Publication information
- Publisher: DC Comics
- First appearance: The New Teen Titans #2 (December 1980)
- Created by: Marv Wolfman George Perez

In-story information
- Alter ego: William Randolph Wintergreen
- Team affiliations: Deathstroke Black Lantern Corps
- Notable aliases: W.R. Wintergreen
- Abilities: Master combatant; Skilled tactician; Aviation; Bi-lingual;

= Wintergreen (comics) =

William Randolph Wintergreen is a fictional character appearing in comic books published by DC Comics, often depicted as an associate of Slade Wilson (the supervillain Deathstroke). Although Wintergreen lacks Slade's superhuman physical attributes, he possesses far more combat experience and thus acts as Wilson's mentor.
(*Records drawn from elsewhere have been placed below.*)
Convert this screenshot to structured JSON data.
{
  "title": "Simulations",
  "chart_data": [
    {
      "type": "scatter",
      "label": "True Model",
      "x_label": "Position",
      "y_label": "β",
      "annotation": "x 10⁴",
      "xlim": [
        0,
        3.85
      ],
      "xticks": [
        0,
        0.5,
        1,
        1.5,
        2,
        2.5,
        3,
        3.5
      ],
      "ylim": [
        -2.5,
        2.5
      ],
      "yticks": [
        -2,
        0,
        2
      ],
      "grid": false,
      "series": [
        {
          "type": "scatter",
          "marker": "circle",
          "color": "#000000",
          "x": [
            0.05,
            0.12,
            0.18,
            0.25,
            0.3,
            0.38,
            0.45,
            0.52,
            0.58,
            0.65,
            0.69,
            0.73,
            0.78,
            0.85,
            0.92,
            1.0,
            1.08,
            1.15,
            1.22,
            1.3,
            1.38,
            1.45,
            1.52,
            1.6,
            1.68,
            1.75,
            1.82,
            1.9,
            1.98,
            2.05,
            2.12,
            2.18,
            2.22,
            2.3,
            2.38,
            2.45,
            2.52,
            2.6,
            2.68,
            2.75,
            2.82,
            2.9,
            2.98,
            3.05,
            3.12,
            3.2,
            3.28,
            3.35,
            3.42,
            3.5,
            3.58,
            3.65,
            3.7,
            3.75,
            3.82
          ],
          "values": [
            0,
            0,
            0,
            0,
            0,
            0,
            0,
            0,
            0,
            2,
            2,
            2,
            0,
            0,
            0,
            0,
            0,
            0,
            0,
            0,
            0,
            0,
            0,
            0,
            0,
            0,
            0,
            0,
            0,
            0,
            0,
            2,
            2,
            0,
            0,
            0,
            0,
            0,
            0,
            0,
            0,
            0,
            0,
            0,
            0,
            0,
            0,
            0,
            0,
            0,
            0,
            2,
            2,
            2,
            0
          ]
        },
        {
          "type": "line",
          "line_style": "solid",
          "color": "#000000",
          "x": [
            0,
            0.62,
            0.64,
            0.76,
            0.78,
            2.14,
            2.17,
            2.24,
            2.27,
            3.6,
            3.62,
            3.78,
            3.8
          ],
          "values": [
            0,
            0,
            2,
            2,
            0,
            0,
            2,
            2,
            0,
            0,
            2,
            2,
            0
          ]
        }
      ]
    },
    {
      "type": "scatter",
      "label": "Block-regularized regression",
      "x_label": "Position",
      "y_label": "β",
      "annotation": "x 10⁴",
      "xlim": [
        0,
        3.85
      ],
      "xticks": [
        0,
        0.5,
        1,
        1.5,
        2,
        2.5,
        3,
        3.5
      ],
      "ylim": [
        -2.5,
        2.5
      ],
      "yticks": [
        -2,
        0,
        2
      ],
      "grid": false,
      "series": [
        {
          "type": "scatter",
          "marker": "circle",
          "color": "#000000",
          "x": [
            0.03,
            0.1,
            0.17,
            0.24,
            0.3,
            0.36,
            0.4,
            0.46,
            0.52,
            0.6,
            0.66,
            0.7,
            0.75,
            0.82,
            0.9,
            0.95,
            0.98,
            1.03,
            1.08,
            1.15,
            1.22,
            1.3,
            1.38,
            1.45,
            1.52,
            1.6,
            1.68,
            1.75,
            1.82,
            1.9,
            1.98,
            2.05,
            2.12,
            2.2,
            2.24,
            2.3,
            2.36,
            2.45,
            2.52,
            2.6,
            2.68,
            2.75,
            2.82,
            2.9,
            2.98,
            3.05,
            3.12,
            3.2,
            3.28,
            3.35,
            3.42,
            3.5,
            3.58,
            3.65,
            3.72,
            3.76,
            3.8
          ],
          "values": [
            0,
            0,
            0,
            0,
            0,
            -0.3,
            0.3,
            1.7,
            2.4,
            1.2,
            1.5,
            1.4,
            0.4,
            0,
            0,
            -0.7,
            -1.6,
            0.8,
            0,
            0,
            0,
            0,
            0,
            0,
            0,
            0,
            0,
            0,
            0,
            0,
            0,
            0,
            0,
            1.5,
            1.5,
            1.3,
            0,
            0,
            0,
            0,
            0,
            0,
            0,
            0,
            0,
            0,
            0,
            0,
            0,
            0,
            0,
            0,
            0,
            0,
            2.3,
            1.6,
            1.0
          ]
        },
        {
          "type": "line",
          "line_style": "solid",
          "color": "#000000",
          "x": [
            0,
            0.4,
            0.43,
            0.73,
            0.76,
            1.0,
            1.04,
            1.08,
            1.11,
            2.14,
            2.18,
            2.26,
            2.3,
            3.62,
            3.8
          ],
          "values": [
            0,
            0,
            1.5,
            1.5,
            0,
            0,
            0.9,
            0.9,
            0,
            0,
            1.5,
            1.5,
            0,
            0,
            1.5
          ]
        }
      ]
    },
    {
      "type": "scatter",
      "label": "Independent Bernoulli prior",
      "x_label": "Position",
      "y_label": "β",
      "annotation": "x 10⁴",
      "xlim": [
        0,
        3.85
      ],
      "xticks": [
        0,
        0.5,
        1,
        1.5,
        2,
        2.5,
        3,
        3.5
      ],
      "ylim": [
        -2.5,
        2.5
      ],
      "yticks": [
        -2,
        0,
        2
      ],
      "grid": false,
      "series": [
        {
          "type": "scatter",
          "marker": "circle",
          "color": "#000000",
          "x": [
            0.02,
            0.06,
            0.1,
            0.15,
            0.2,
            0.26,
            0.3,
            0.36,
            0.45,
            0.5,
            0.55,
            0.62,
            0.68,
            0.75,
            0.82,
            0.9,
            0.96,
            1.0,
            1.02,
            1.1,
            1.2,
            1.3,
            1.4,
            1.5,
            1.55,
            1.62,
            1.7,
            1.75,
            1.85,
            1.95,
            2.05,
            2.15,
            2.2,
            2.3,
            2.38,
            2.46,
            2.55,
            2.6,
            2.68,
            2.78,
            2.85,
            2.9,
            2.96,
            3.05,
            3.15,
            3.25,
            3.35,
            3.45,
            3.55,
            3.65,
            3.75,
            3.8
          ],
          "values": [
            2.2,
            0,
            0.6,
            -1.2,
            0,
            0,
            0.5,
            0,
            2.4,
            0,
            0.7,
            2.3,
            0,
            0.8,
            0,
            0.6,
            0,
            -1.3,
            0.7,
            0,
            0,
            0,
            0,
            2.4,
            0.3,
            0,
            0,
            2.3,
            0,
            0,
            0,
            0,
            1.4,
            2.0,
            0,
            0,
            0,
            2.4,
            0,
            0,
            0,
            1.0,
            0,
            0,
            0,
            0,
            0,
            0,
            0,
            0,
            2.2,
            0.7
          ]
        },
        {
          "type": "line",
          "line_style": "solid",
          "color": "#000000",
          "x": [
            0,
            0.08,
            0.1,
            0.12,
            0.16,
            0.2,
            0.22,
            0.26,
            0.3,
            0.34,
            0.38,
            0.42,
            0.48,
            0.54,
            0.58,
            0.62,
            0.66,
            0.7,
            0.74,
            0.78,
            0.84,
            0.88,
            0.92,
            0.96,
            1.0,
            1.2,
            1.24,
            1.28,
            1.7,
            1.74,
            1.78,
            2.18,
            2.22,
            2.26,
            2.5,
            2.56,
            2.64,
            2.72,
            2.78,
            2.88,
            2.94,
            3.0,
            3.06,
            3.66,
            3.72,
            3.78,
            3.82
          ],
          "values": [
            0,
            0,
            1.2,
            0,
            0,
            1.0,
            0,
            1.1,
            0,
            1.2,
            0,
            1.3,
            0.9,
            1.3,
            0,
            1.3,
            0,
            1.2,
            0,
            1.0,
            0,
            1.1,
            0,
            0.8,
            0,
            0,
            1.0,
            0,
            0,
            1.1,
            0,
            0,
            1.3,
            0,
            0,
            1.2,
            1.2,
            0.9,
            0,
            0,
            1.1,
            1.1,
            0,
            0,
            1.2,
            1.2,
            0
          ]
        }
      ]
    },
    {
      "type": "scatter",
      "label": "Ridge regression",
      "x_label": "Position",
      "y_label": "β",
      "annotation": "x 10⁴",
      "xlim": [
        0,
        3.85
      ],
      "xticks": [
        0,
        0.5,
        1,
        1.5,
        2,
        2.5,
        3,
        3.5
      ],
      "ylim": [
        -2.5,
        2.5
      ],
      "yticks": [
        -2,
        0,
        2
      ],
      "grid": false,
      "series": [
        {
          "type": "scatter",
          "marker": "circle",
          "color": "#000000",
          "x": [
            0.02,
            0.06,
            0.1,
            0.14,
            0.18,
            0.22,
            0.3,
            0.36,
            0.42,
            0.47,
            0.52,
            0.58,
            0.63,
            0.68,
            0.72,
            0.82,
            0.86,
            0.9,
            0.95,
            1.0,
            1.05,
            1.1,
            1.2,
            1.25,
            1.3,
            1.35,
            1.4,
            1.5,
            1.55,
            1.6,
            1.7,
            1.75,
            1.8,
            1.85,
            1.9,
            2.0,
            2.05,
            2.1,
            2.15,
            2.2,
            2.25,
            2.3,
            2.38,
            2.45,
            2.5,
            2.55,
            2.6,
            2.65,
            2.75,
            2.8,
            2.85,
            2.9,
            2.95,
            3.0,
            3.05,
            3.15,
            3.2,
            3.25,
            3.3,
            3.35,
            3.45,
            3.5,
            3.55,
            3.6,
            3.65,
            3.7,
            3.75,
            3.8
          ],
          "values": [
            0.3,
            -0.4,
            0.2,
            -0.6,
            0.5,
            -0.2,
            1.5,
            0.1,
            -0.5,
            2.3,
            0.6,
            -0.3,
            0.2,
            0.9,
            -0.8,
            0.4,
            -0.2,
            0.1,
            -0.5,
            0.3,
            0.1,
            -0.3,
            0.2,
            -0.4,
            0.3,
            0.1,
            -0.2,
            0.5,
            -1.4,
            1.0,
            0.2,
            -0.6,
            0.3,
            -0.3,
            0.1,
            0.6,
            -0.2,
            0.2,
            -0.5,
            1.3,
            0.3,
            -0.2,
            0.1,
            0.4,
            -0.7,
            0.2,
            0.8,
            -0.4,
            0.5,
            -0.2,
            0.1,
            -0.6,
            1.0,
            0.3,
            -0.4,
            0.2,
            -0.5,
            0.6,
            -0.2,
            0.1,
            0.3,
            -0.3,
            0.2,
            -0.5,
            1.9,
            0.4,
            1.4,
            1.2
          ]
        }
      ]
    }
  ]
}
A re-imagined version of the character appeared on The CW's live-action television series Arrow, portrayed by stunt performer Jeffrey C. Robinson and depicted as the first incarnation of Deathstroke. Wintergreen also appears in the DC Universe series Titans, portrayed by Demore Barnes.

==Publication history==
Wintergreen was created by George Pérez and Marv Wolfman, and first appeared in The New Teen Titans #2 (December 1980).

==Fictional character biography==
William Wintergreen grew up in Oxford, England. At university, he avoided sports and secluded himself in the school library, which was open to him due to his father's title. Wintergreen met Sergeant Slade Wilson during his time at the British Army, and the two developed a close friendship. When General Sampson sent Slade on a suicide mission, Wintergreen rescued Slade from dying in an explosion. Holding a grudge for Wintergreen's disobedience, Sampson sent him on a suicide mission. Slade commandeered a plane and made his way to Hanoi, where he freed Wintergreen from a Viet Cong prison. Slade was subsequently discharged for disobeying orders to save Wintergreen. Following his discharge, Slade secretly begins operating as the mercenary Deathstroke, with Wintergreen becoming his butler and mentor.

During the Titans Hunt storyline, Slade is forced to kill his son Joseph after he is possessed and corrupted by the spirits of Azarath. Joseph is later revealed to have survived by transferring his consciousness into Slade's body. Under Joseph's control, Slade kills Wintergreen and mounts his severed head on a wall.

During the Blackest Night storyline, Wintergreen is temporarily resurrected as a Black Lantern and attacks Deathstroke alongside Adeline Kane, Grant Wilson, and Bill Walsh. He is permanently resurrected following The New 52 relaunch, which rebooted the continuity of the DC Comics universe.

==Powers and abilities==
Wintergreen has received extensive training in military protocols and espionage, making him a proficient hand-to-hand combatant and martial artist. He has also proven an exceptionally skilled marksman in the use of various firearms.

==In other media==
===Television===

Concept artwork of Billy Wintergreen / Deathstroke for the first season of Arrow

- Wintergreen makes non-speaking appearances in Teen Titans.
- A character based on William Wintergreen named Bill "Billy" Wintergreen appears in Arrow, portrayed by Jeffrey C. Robinson. This version is a former member of an elite division of the Australian Secret Intelligence Service (ASIS) under the codename "Bishop", friend of Slade Wilson, godfather of Slade's son Joe Wilson, a skilled swordsman and hand-to-hand combatant, and the first individual to utilize the Deathstroke persona. In flashbacks depicted in the first season, Wintergreen and Slade were sent to the island of Lian Yu to rescue Chinese army deserter Yao Fei from a group of terrorists led by Edward Fyers. Wintergreen defected to Fyers' side and abandoned Slade, only to be killed by him.
- Wintergreen appears in Titans, portrayed by Demore Barnes. This version is African-American, previously served with Delta Force before joining H.I.V.E., and served as Deathstroke's handler while he was with the organization.

===Video games===
Wintergreen appears as a character summon in Scribblenauts Unmasked: A DC Comics Adventure.

===Miscellaneous===
Wintergreen appears in Deathstroke: Knights & Dragons, voiced by Colin Salmon. This version is a Black British former MI6 agent.

===Merchandise===
The Arrow incarnation of Billy Wintergreen / Deathstroke received a 6.75-inch action figure from DC Collectibles as part of a two-pack with Oliver Queen.